We use ElasticSearch pretty heavily at work, and while there’s a few scenarios that it’s proven good at, it’s mostly become a swear word around the office.
Reasons ElasticSearch Is Frustrating
1. Writes are really, really slow
Wrting data to elasticsearch is a synchronous operation. So if you have 3 replicas, it waits for all 3 replicas to finish recording the writes before returning control the user. As the system gets busier, this means there’s a lot more network traffic, and a lot of I/O.
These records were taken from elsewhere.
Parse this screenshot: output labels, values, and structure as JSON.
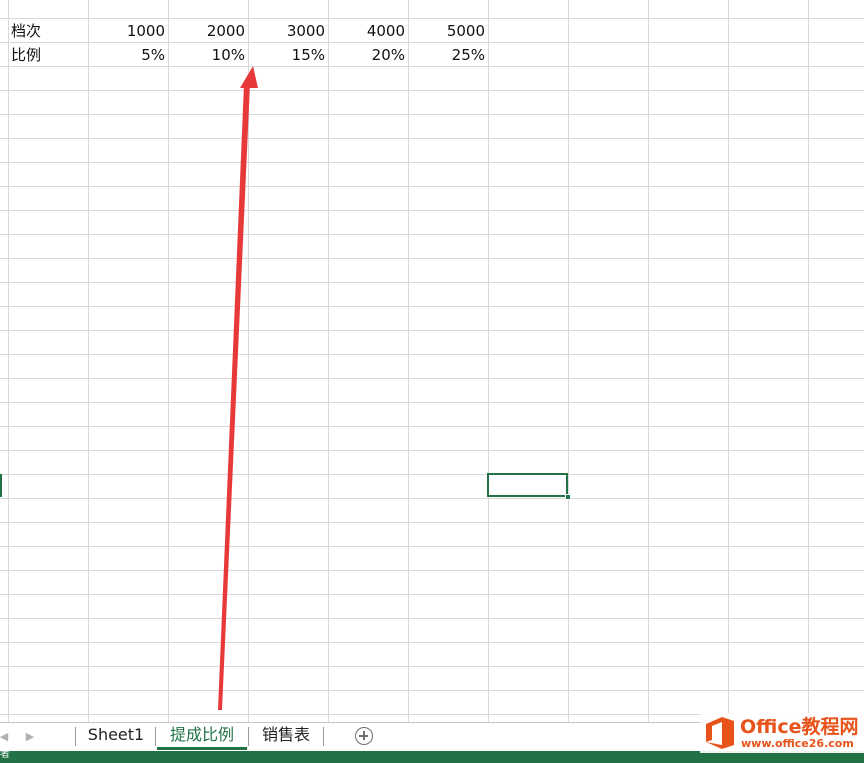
{
  "sheet": {
    "rows": [
      {
        "label": "档次",
        "values": [
          "1000",
          "2000",
          "3000",
          "4000",
          "5000"
        ]
      },
      {
        "label": "比例",
        "values": [
          "5%",
          "10%",
          "15%",
          "20%",
          "25%"
        ]
      }
    ]
  },
  "tabs": [
    {
      "label": "Sheet1",
      "active": false
    },
    {
      "label": "提成比例",
      "active": true
    },
    {
      "label": "销售表",
      "active": false
    }
  ],
  "nav": {
    "prev_icon": "caret-left-icon",
    "next_icon": "caret-right-icon"
  },
  "status": {
    "text": "者"
  },
  "watermark": {
    "brand": "Office教程网",
    "url": "www.office26.com"
  },
  "colors": {
    "accent": "#217346",
    "arrow": "#e8393a",
    "watermark": "#e8531b",
    "gridline": "#d8d8d8"
  }
}
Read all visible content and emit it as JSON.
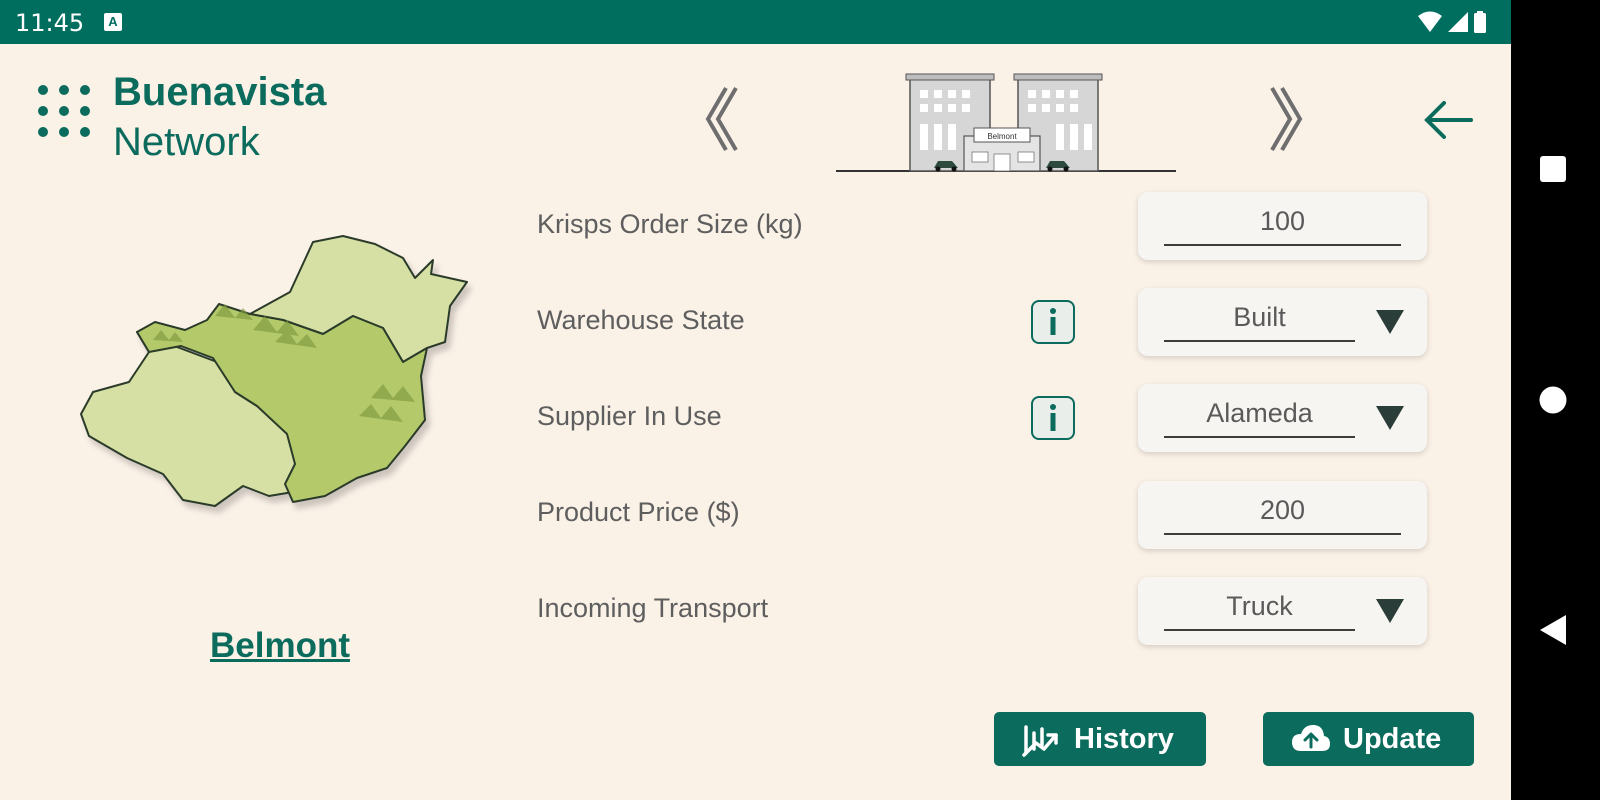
{
  "status_bar": {
    "time": "11:45",
    "notification_icon": "A",
    "icons": [
      "wifi-icon",
      "signal-icon",
      "battery-icon"
    ]
  },
  "brand": {
    "line1": "Buenavista",
    "line2": "Network"
  },
  "header": {
    "building_sign": "Belmont"
  },
  "region": {
    "name": "Belmont"
  },
  "form": {
    "rows": [
      {
        "label": "Krisps Order Size (kg)",
        "value": "100",
        "type": "input",
        "info": false
      },
      {
        "label": "Warehouse State",
        "value": "Built",
        "type": "dropdown",
        "info": true
      },
      {
        "label": "Supplier In Use",
        "value": "Alameda",
        "type": "dropdown",
        "info": true
      },
      {
        "label": "Product Price ($)",
        "value": "200",
        "type": "input",
        "info": false
      },
      {
        "label": "Incoming Transport",
        "value": "Truck",
        "type": "dropdown",
        "info": false
      }
    ]
  },
  "buttons": {
    "history": "History",
    "update": "Update"
  },
  "colors": {
    "primary": "#0b6b5c",
    "status_bar": "#006e5f",
    "background": "#faf1e7",
    "map_light": "#d7e0a4",
    "map_dark": "#b4c96b"
  }
}
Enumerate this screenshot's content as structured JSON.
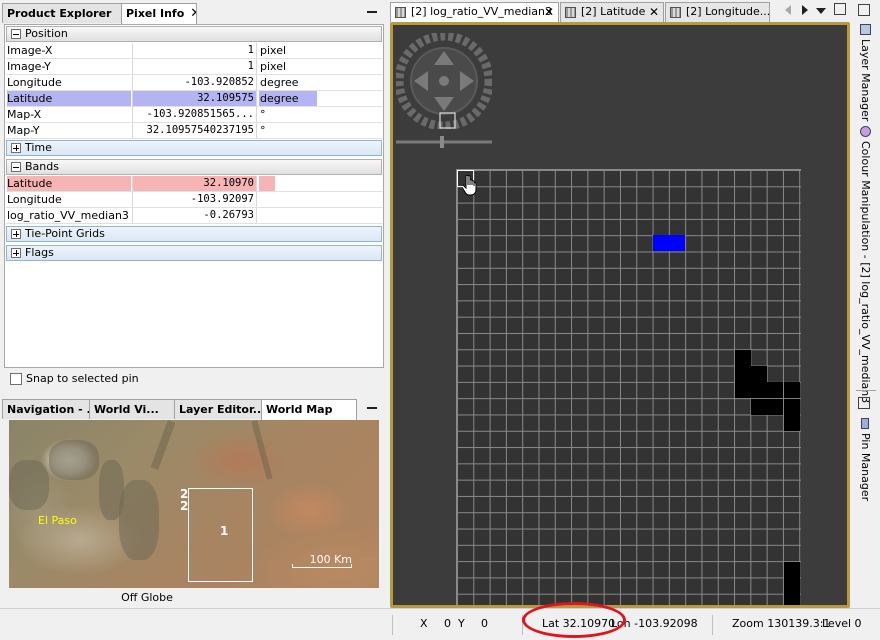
{
  "left_tabs": [
    {
      "label": "Product Explorer",
      "active": false
    },
    {
      "label": "Pixel Info",
      "active": true
    }
  ],
  "pixel_info": {
    "sections": {
      "position": "Position",
      "time": "Time",
      "bands": "Bands",
      "tie_point_grids": "Tie-Point Grids",
      "flags": "Flags"
    },
    "position_rows": [
      {
        "name": "Image-X",
        "value": "1",
        "unit": "pixel"
      },
      {
        "name": "Image-Y",
        "value": "1",
        "unit": "pixel"
      },
      {
        "name": "Longitude",
        "value": "-103.920852",
        "unit": "degree"
      },
      {
        "name": "Latitude",
        "value": "32.109575",
        "unit": "degree"
      },
      {
        "name": "Map-X",
        "value": "-103.920851565...",
        "unit": "°"
      },
      {
        "name": "Map-Y",
        "value": "32.10957540237195",
        "unit": "°"
      }
    ],
    "band_rows": [
      {
        "name": "Latitude",
        "value": "32.10970",
        "unit": ""
      },
      {
        "name": "Longitude",
        "value": "-103.92097",
        "unit": ""
      },
      {
        "name": "log_ratio_VV_median3",
        "value": "-0.26793",
        "unit": ""
      }
    ],
    "snap_label": "Snap to selected pin"
  },
  "nav_tabs": [
    {
      "label": "Navigation - ..."
    },
    {
      "label": "World Vi..."
    },
    {
      "label": "Layer Editor..."
    },
    {
      "label": "World Map"
    }
  ],
  "world_map": {
    "city": "El Paso",
    "label_a": "2",
    "label_b": "2",
    "label_c": "1",
    "scale": "100 Km",
    "footer": "Off Globe"
  },
  "doc_tabs": [
    {
      "label": "[2] log_ratio_VV_median3",
      "active": true
    },
    {
      "label": "[2] Latitude",
      "active": false
    },
    {
      "label": "[2] Longitude...",
      "active": false
    }
  ],
  "right_tabs": {
    "layer_manager": "Layer Manager",
    "colour_manipulation": "Colour Manipulation - [2] log_ratio_VV_median3",
    "pin_manager": "Pin Manager"
  },
  "status": {
    "x_label": "X",
    "x_value": "0",
    "y_label": "Y",
    "y_value": "0",
    "lat": "Lat 32.10970",
    "lon": "Lon -103.92098",
    "zoom": "Zoom 130139.3:1",
    "level": "Level 0"
  },
  "colors": {
    "highlight_lat_position": "#b4b4f2",
    "highlight_lat_band": "#f6b4b4",
    "frame": "#b89a3c",
    "annotation": "#e0141e"
  }
}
2. Hard to configure on the fly
After an index is created, you can’t edit it. If you want to change a type or change the replication factor, the only thing you can do is drop and recreate it, or create a new one, update the mapping and copy the data into it.
3. Expensive
We have 6 8-core machines with 32 gigabytes of ram apiece running our cluster. For the size of our data, the cluster seems comically oversized, but if anything it’s too small.
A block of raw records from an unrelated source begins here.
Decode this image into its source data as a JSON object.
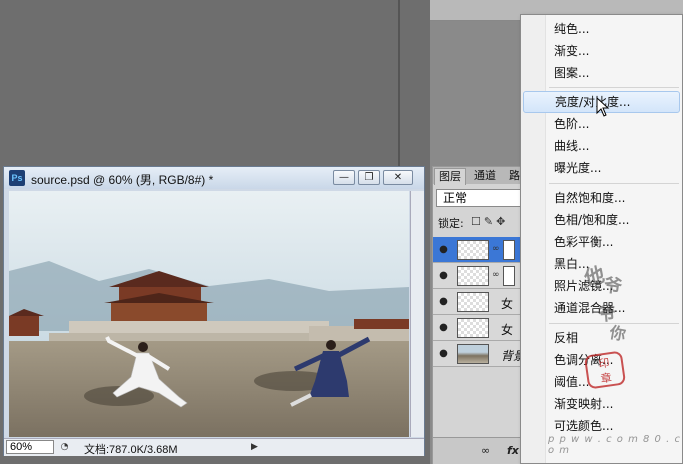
{
  "document": {
    "title": "source.psd @ 60% (男, RGB/8#) *",
    "app_badge": "Ps",
    "minimize": "—",
    "restore": "❐",
    "close": "✕",
    "zoom": "60%",
    "doc_info": "文档:787.0K/3.68M"
  },
  "layers_panel": {
    "tabs": [
      "图层",
      "通道",
      "路"
    ],
    "blend_mode": "正常",
    "lock_label": "锁定:",
    "layers": [
      {
        "name": "",
        "selected": true,
        "has_mask": true
      },
      {
        "name": "",
        "selected": false,
        "has_mask": true
      },
      {
        "name": "女",
        "selected": false,
        "has_mask": false
      },
      {
        "name": "女 ",
        "selected": false,
        "has_mask": false
      },
      {
        "name": "背景",
        "selected": false,
        "has_mask": false
      }
    ]
  },
  "menu": {
    "items": [
      "纯色...",
      "渐变...",
      "图案...",
      "亮度/对比度...",
      "色阶...",
      "曲线...",
      "曝光度...",
      "自然饱和度...",
      "色相/饱和度...",
      "色彩平衡...",
      "黑白...",
      "照片滤镜...",
      "通道混合器...",
      "反相",
      "色调分离...",
      "阈值...",
      "渐变映射...",
      "可选颜色..."
    ],
    "hovered": "亮度/对比度..."
  },
  "watermark": {
    "text": "他爷爷你",
    "url": "p p w w . c o m 8 0 . c o m"
  }
}
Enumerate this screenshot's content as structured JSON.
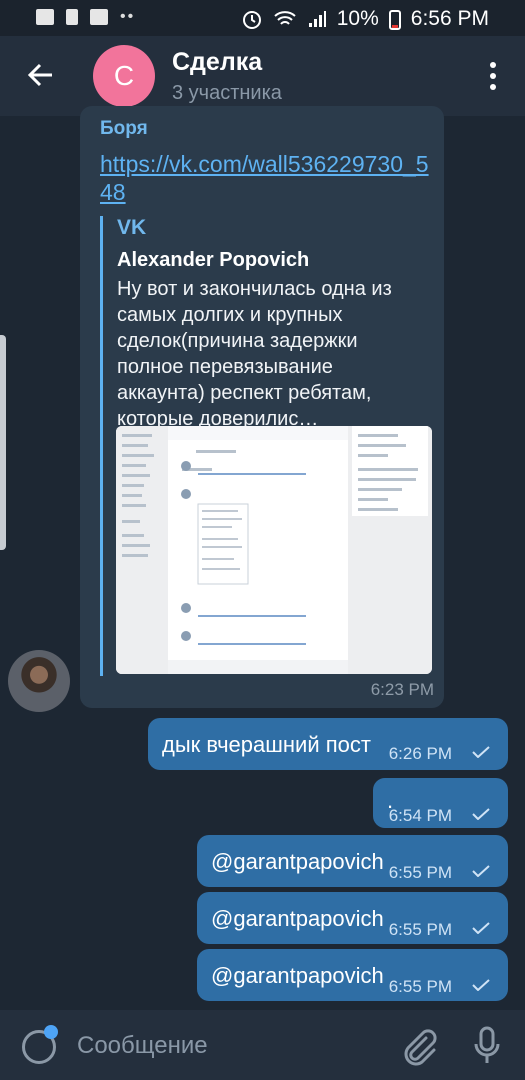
{
  "status_bar": {
    "battery": "10%",
    "time": "6:56 PM"
  },
  "header": {
    "avatar_letter": "С",
    "title": "Сделка",
    "subtitle": "3 участника"
  },
  "incoming": {
    "sender": "Боря",
    "link": "https://vk.com/wall536229730_548",
    "preview": {
      "site": "VK",
      "author": "Alexander Popovich",
      "text": "Ну вот и закончилась одна из самых долгих и крупных сделок(причина задержки полное перевязывание аккаунта) респект ребятам, которые доверилис…"
    },
    "time": "6:23 PM"
  },
  "outgoing": [
    {
      "text": "дык вчерашний пост",
      "time": "6:26 PM"
    },
    {
      "text": ".",
      "time": "6:54 PM"
    },
    {
      "text": "@garantpapovich",
      "time": "6:55 PM"
    },
    {
      "text": "@garantpapovich",
      "time": "6:55 PM"
    },
    {
      "text": "@garantpapovich",
      "time": "6:55 PM"
    }
  ],
  "composer": {
    "placeholder": "Сообщение"
  },
  "colors": {
    "background": "#1d2733",
    "header": "#242f3d",
    "incoming_bubble": "#2b3b4b",
    "outgoing_bubble": "#2f6ea5",
    "link": "#5eb2f2",
    "avatar": "#f2749b"
  },
  "icons": [
    "mail-icon",
    "alert-icon",
    "chat-icon",
    "alarm-icon",
    "wifi-icon",
    "signal-icon",
    "battery-icon",
    "back-arrow-icon",
    "more-vert-icon",
    "emoji-icon",
    "attach-icon",
    "mic-icon",
    "check-icon"
  ]
}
4. Very few debugging/optimization tools
Unlike SQL, where you get a nice explain plan and various tools to see, in ElasticSearch you just get a blanket “done”. Some of this may have gotten better in newer versions, and they’ve added some SQL-esque features.
5. Hard to reconfigure indexes
After you’ve created an index, if you want to change anything about it, your options are to delete it and start over or create a new one and bulk copy the data. That’s it.
6. Aggregations
Aggregations in ElasticSearch are great - possibly fantastic - if you stick within a single document and don’t want to do anything weird. As soon as you step outside those bounds, the query syntax is horrible and they slow down dramatically. In particular, we have one set that is trying to use their parent/child feature, and it’s the slowest report we have. (You know it’s a bad sign when their documentatino says “Don’t use this”.)
Things it does well:
1. Kibana
It’s is ok. Maybe even nice.
2. Faceted Search
If you have a single document type and want to quickly narrow down several disparate options, you’re in business.
So I’m actively looking for a replacement. Right now I’m just leaning towards regular PostgreSQL, probably using Aurora. I’ve considered BigQuery, because it’s fantastic, but that adds some extra complications as we’d have to move data between AWS and Google.
There are a few open-source OLAP alternatives, like ClickHouse, Snowflake or MemSQL. I haven’t really played with them much, but they look pretty interesting. ClickHouse is the only one I’ve been able to download without getting into their sales funnel, and it’s pretty nice. Biggest weakness, which I think is probably shared among most OLAP-style databases, is that it’s insert-only.
Our existing code makes pretty heavy use of constant in-place updates, which is why I’m considering standard SQL instead of most OLAP options. I also think we could do this as a two-phase optoin - once we’ve rewritten the reports to get away from ElasticSearch’s gross aggregation format and use SQL, we can evaluate speed and see if an OLAP solution would better serve our needs.